Geschützte Ursprungsbezeichnungen schützen nicht nur den Namen, sondern unter Umständen auch die Form von Lebensmitteln. Dies hat der EuGH in einem Streit um französischen Morbier-Käse entschieden.
Geschützte Ursprungsbezeichnungen (g.U.) können auch das visuelle Erscheinungsbild von Lebensmitteln erfassen. Dies entschied der Europäische Gerichtshof (EuGH) am Donnerstag und verwies einen Streit um die Käsesorte "Morbier" zurück nach Frankreich (Urt. v. 17.12.2020, Az.
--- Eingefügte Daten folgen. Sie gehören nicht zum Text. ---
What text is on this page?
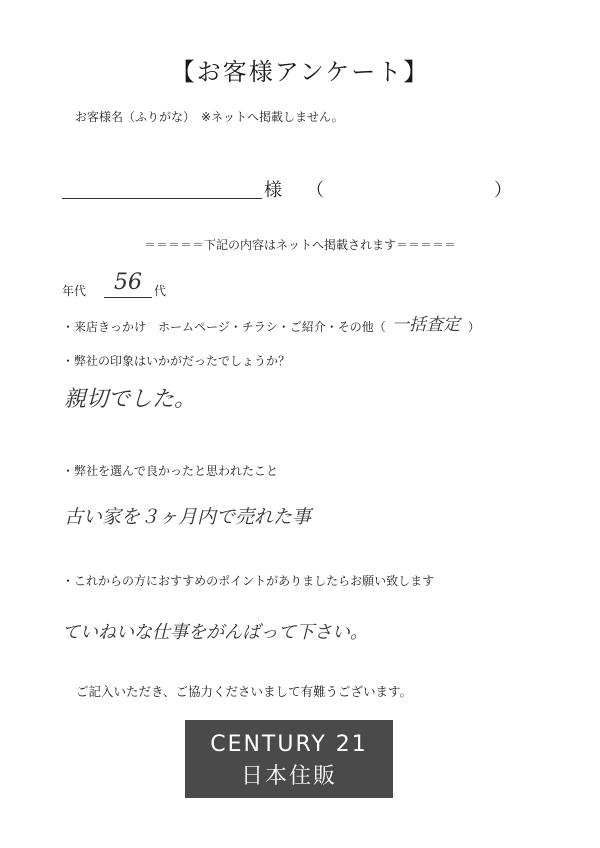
【お客様アンケート】
お客様名（ふりがな）　※ネットへ掲載しません。
様 （	）
＝＝＝＝＝下記の内容はネットへ掲載されます＝＝＝＝＝
年代 56 代
・来店きっかけ　ホームページ・チラシ・ご紹介・その他（ 一括査定 ）
・弊社の印象はいかがだったでしょうか？
親切でした。
・弊社を選んで良かったと思われたこと
古い家を３ヶ月内で売れた事
・これからの方におすすめのポイントがありましたらお願い致します
ていねいな仕事をがんばって下さい。
ご記入いただき、ご協力くださいまして有難うございます。
CENTURY 21
日本住販
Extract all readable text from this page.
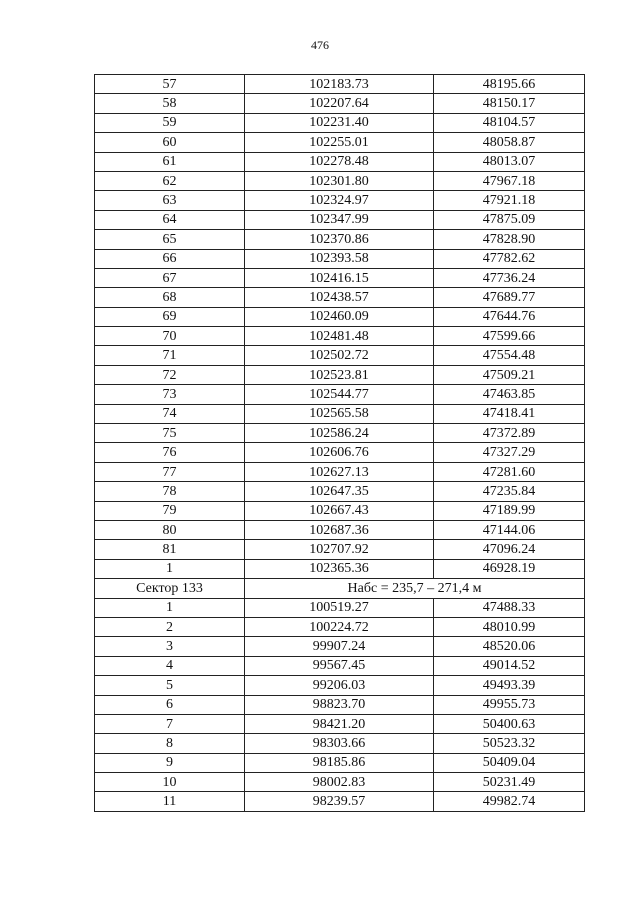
476
57	102183.73	48195.66
58	102207.64	48150.17
59	102231.40	48104.57
60	102255.01	48058.87
61	102278.48	48013.07
62	102301.80	47967.18
63	102324.97	47921.18
64	102347.99	47875.09
65	102370.86	47828.90
66	102393.58	47782.62
67	102416.15	47736.24
68	102438.57	47689.77
69	102460.09	47644.76
70	102481.48	47599.66
71	102502.72	47554.48
72	102523.81	47509.21
73	102544.77	47463.85
74	102565.58	47418.41
75	102586.24	47372.89
76	102606.76	47327.29
77	102627.13	47281.60
78	102647.35	47235.84
79	102667.43	47189.99
80	102687.36	47144.06
81	102707.92	47096.24
1	102365.36	46928.19
Сектор 133	Набс = 235,7 – 271,4 м	
1	100519.27	47488.33
2	100224.72	48010.99
3	99907.24	48520.06
4	99567.45	49014.52
5	99206.03	49493.39
6	98823.70	49955.73
7	98421.20	50400.63
8	98303.66	50523.32
9	98185.86	50409.04
10	98002.83	50231.49
11	98239.57	49982.74
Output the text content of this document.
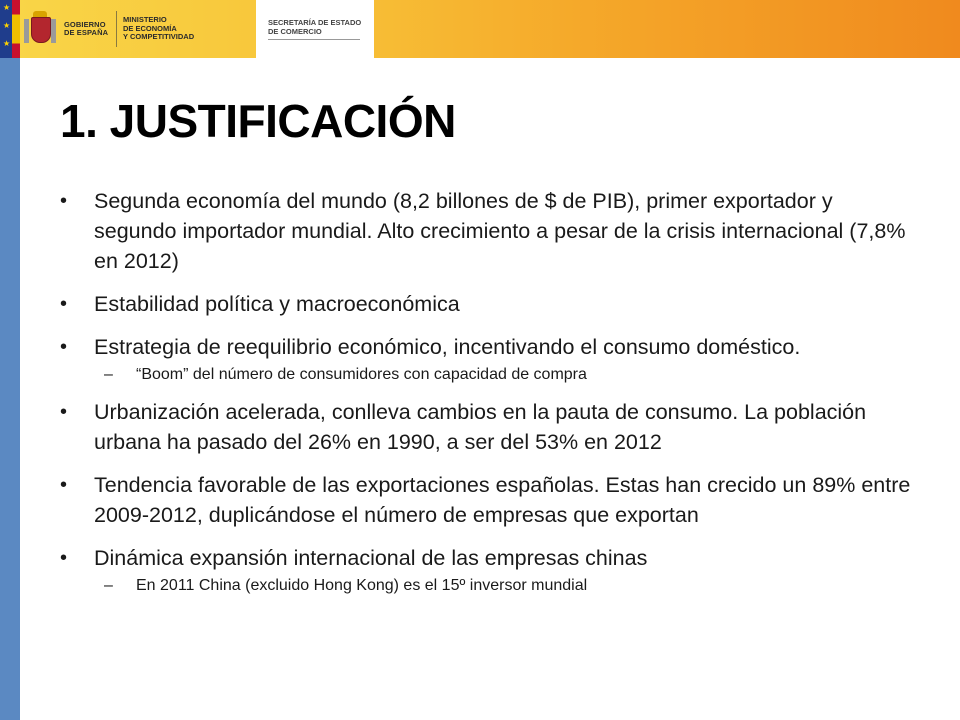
★
★
★
GOBIERNO
DE ESPAÑA
MINISTERIO
DE ECONOMÍA
Y COMPETITIVIDAD
SECRETARÍA DE ESTADO
DE COMERCIO
1. JUSTIFICACIÓN
• Segunda economía del mundo (8,2 billones de $ de PIB), primer exportador y segundo importador mundial. Alto crecimiento a pesar de la crisis internacional (7,8% en 2012)
• Estabilidad política y macroeconómica
• Estrategia de reequilibrio económico, incentivando el consumo doméstico.
– “Boom” del número de consumidores con capacidad de compra
• Urbanización acelerada, conlleva cambios en la pauta de consumo. La población urbana ha pasado del 26% en 1990, a ser del 53% en 2012
• Tendencia favorable de las exportaciones españolas. Estas han crecido un 89% entre 2009-2012, duplicándose el número de empresas que exportan
• Dinámica expansión internacional de las empresas chinas
– En 2011 China (excluido Hong Kong) es el 15º inversor mundial
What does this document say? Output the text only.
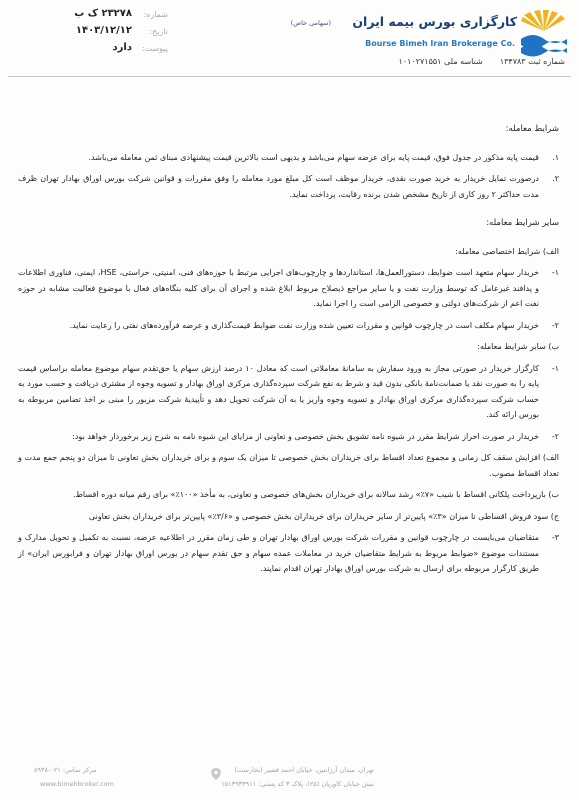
کارگزاری بورس بیمه ایران
(سهامی خاص)
Bourse Bimeh Iran Brokerage Co.
شماره ثبت ۱۳۴۷۸۳  شناسه ملی ۱۰۱۰۲۷۱۵۵۱
شماره:
۲۳۲۷۸ ک ب
تاریخ:
۱۴۰۳/۱۲/۱۲
پیوست:
دارد
شرایط معامله:
۱.
قیمت پایه مذکور در جدول فوق، قیمت پایه برای عرضه سهام می‌باشد و بدیهی است بالاترین قیمت پیشنهادی مبنای ثمن معامله می‌باشد.
۲.
درصورت تمایل خریدار به خرید صورت نقدی، خریدار موظف است کل مبلغ مورد معامله را وفق مقررات و قوانین شرکت بورس اوراق بهادار تهران ظرف مدت حداکثر ۲ روز کاری از تاریخ مشخص شدن برنده رقابت، پرداخت نماید.
سایر شرایط معامله:
الف) شرایط اختصاصی معامله:
۱-
خریدار سهام متعهد است ضوابط، دستورالعمل‌ها، استانداردها و چارچوب‌های اجرایی مرتبط با حوزه‌های فنی، امنیتی، حراستی، HSE، ایمنی، فناوری اطلاعات و پدافند غیرعامل که توسط وزارت نفت و یا سایر مراجع ذیصلاح مربوط ابلاغ شده و اجرای آن برای کلیه بنگاه‌های فعال با موضوع فعالیت مشابه در حوزه نفت اعم از شرکت‌های دولتی و خصوصی الزامی است را اجرا نماید.
۲-
خریدار سهام مکلف است در چارچوب قوانین و مقررات تعیین شده وزارت نفت ضوابط قیمت‌گذاری و عرضه فرآورده‌های نفتی را رعایت نماید.
ب) سایر شرایط معامله:
۱-
کارگزار خریدار در صورتی مجاز به ورود سفارش به سامانهٔ معاملاتی است که معادل ۱۰ درصد ارزش سهام یا حق‌تقدم سهام موضوع معامله براساس قیمت پایه را به صورت نقد یا ضمانت‌نامهٔ بانکی بدون قید و شرط به نفع شرکت سپرده‌گذاری مرکزی اوراق بهادار و تسویه وجوه از مشتری دریافت و حسب مورد به حساب شرکت سپرده‌گذاری مرکزی اوراق بهادار و تسویه وجوه واریز یا به آن شرکت تحویل دهد و تأییدیهٔ شرکت مزبور را مبنی بر اخذ تضامین مربوطه به بورس ارائه کند.
۲-
خریدار در صورت احراز شرایط مقرر در شیوه نامه تشویق بخش خصوصی و تعاونی از مزایای این شیوه نامه به شرح زیر برخوردار خواهد بود:
الف) افزایش سقف کل زمانی و مجموع تعداد اقساط برای خریداران بخش خصوصی تا میزان یک سوم و برای خریداران بخش تعاونی تا میزان دو پنجم جمع مدت و تعداد اقساط مصوب.
ب) بازپرداخت پلکانی اقساط با شیب «۷٪» رشد سالانه برای خریداران بخش‌های خصوصی و تعاونی، به مأخذ «۱۰۰٪» برای رقم میانه دوره اقساط.
ج) سود فروش اقساطی تا میزان «۳٪» پایین‌تر از سایر خریداران برای خریداران بخش خصوصی و «۳/۶٪» پایین‌تر برای خریداران بخش تعاونی
۳-
متقاضیان می‌بایست در چارچوب قوانین و مقررات شرکت بورس اوراق بهادار تهران و طی زمان مقرر در اطلاعیه عرضه، نسبت به تکمیل و تحویل مدارک و مستندات موضوع «ضوابط مربوط به شرایط متقاضیان خرید در معاملات عمده سهام و حق تقدم سهام در بورس اوراق بهادار تهران و فرابورس ایران» از طریق کارگزار مربوطه برای ارسال به شرکت بورس اوراق بهادار تهران اقدام نمایند.
تهران، میدان آرژانتین، خیابان احمد قصیر (بخارست)
نبش خیابان کاوزیان (۲۵)، پلاک ۳ کد پستی: ۱۵۱۳۹۳۳۹۱۱
مرکز تماس: ۰۲۱-۸۹۳۸
www.bimehbroker.com
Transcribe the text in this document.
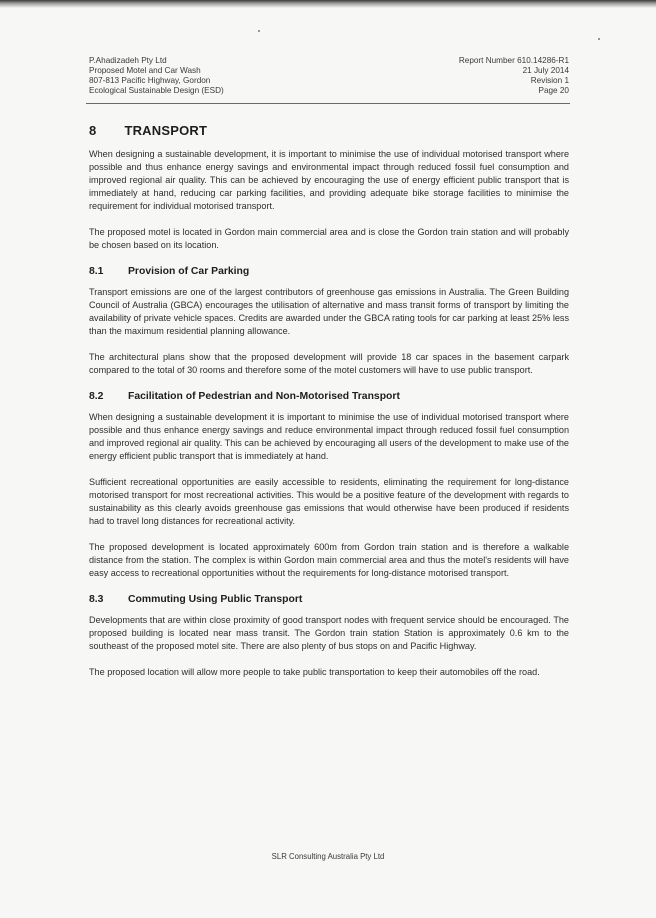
P.Ahadizadeh Pty Ltd
Proposed Motel and Car Wash
807-813 Pacific Highway, Gordon
Ecological Sustainable Design (ESD)
Report Number 610.14286-R1
21 July 2014
Revision 1
Page 20
8 TRANSPORT

When designing a sustainable development, it is important to minimise the use of individual motorised transport where possible and thus enhance energy savings and environmental impact through reduced fossil fuel consumption and improved regional air quality. This can be achieved by encouraging the use of energy efficient public transport that is immediately at hand, reducing car parking facilities, and providing adequate bike storage facilities to minimise the requirement for individual motorised transport.

The proposed motel is located in Gordon main commercial area and is close the Gordon train station and will probably be chosen based on its location.

8.1	Provision of Car Parking

Transport emissions are one of the largest contributors of greenhouse gas emissions in Australia. The Green Building Council of Australia (GBCA) encourages the utilisation of alternative and mass transit forms of transport by limiting the availability of private vehicle spaces. Credits are awarded under the GBCA rating tools for car parking at least 25% less than the maximum residential planning allowance.

The architectural plans show that the proposed development will provide 18 car spaces in the basement carpark compared to the total of 30 rooms and therefore some of the motel customers will have to use public transport.

8.2	Facilitation of Pedestrian and Non-Motorised Transport

When designing a sustainable development it is important to minimise the use of individual motorised transport where possible and thus enhance energy savings and reduce environmental impact through reduced fossil fuel consumption and improved regional air quality. This can be achieved by encouraging all users of the development to make use of the energy efficient public transport that is immediately at hand.

Sufficient recreational opportunities are easily accessible to residents, eliminating the requirement for long-distance motorised transport for most recreational activities. This would be a positive feature of the development with regards to sustainability as this clearly avoids greenhouse gas emissions that would otherwise have been produced if residents had to travel long distances for recreational activity.

The proposed development is located approximately 600m from Gordon train station and is therefore a walkable distance from the station. The complex is within Gordon main commercial area and thus the motel's residents will have easy access to recreational opportunities without the requirements for long-distance motorised transport.

8.3	Commuting Using Public Transport

Developments that are within close proximity of good transport nodes with frequent service should be encouraged. The proposed building is located near mass transit. The Gordon train station Station is approximately 0.6 km to the southeast of the proposed motel site. There are also plenty of bus stops on and Pacific Highway.

The proposed location will allow more people to take public transportation to keep their automobiles off the road.

SLR Consulting Australia Pty Ltd
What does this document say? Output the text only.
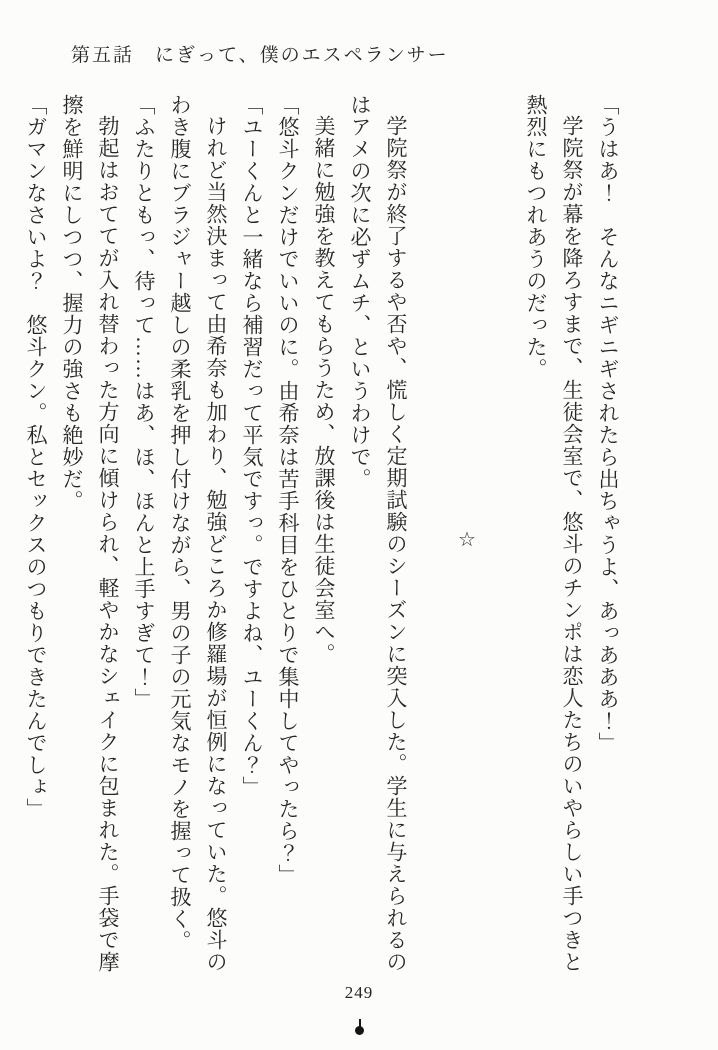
第五話　にぎって、僕のエスペランサー

「うはあ！　そんなニギニギされたら出ちゃうよ、あっあああ！」

学院祭が幕を降ろすまで、生徒会室で、悠斗のチンポは恋人たちのいやらしい手つきと熱烈にもつれあうのだった。

☆

学院祭が終了するや否や、慌しく定期試験のシーズンに突入した。学生に与えられるのはアメの次に必ずムチ、というわけで。

美緒に勉強を教えてもらうため、放課後は生徒会室へ。

「悠斗クンだけでいいのに。由希奈は苦手科目をひとりで集中してやったら？」

「ユーくんと一緒なら補習だって平気ですっ。ですよね、ユーくん？」

けれど当然決まって由希奈も加わり、勉強どころか修羅場が恒例になっていた。悠斗のわき腹にブラジャー越しの柔乳を押し付けながら、男の子の元気なモノを握って扱く。

「ふたりともっ、待って……はあ、ほ、ほんと上手すぎて！」

勃起はおててが入れ替わった方向に傾けられ、軽やかなシェイクに包まれた。手袋で摩擦を鮮明にしつつ、握力の強さも絶妙だ。

「ガマンなさいよ？　悠斗クン。私とセックスのつもりできたんでしょ」

249
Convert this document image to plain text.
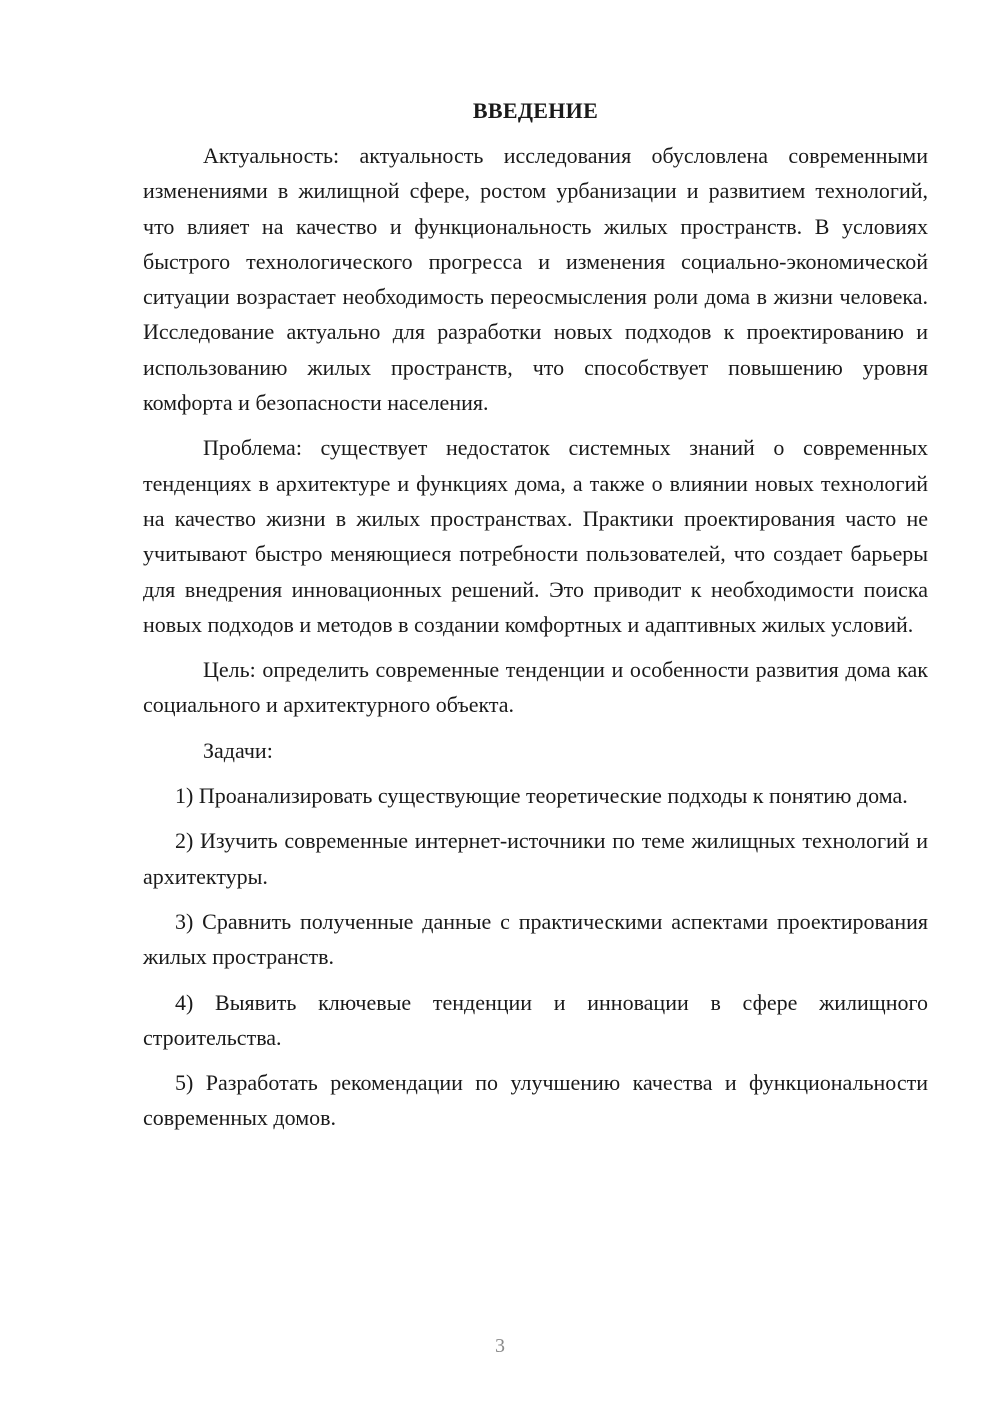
ВВЕДЕНИЕ

Актуальность: актуальность исследования обусловлена современными изменениями в жилищной сфере, ростом урбанизации и развитием технологий, что влияет на качество и функциональность жилых пространств. В условиях быстрого технологического прогресса и изменения социально-экономической ситуации возрастает необходимость переосмысления роли дома в жизни человека. Исследование актуально для разработки новых подходов к проектированию и использованию жилых пространств, что способствует повышению уровня комфорта и безопасности населения.

Проблема: существует недостаток системных знаний о современных тенденциях в архитектуре и функциях дома, а также о влиянии новых технологий на качество жизни в жилых пространствах. Практики проектирования часто не учитывают быстро меняющиеся потребности пользователей, что создает барьеры для внедрения инновационных решений. Это приводит к необходимости поиска новых подходов и методов в создании комфортных и адаптивных жилых условий.

Цель: определить современные тенденции и особенности развития дома как социального и архитектурного объекта.

Задачи:

1) Проанализировать существующие теоретические подходы к понятию дома.

2) Изучить современные интернет-источники по теме жилищных технологий и архитектуры.

3) Сравнить полученные данные с практическими аспектами проектирования жилых пространств.

4) Выявить ключевые тенденции и инновации в сфере жилищного строительства.

5) Разработать рекомендации по улучшению качества и функциональности современных домов.

3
C-490/19).
Die französische Käsesorte Morbier zeichnet sich charakteristisch durch einen schwarzen Streifen, der den Käse in zwei Teile teilt, aus. In diesem Stile produziert ein Hersteller, der außerhalb des Morbier-Gebiets ansässig ist, seit 1979 einen ähnlichen Käse, allerdings unter einer anderen Bezeichnung. Dafür wurde der Hersteller vom Verband zur Verteidigung des Morbier-Käses verklagt. Nach Ansicht des Verbands handele der Hersteller unlauter und nutze den guten Ruf des Morbier aus.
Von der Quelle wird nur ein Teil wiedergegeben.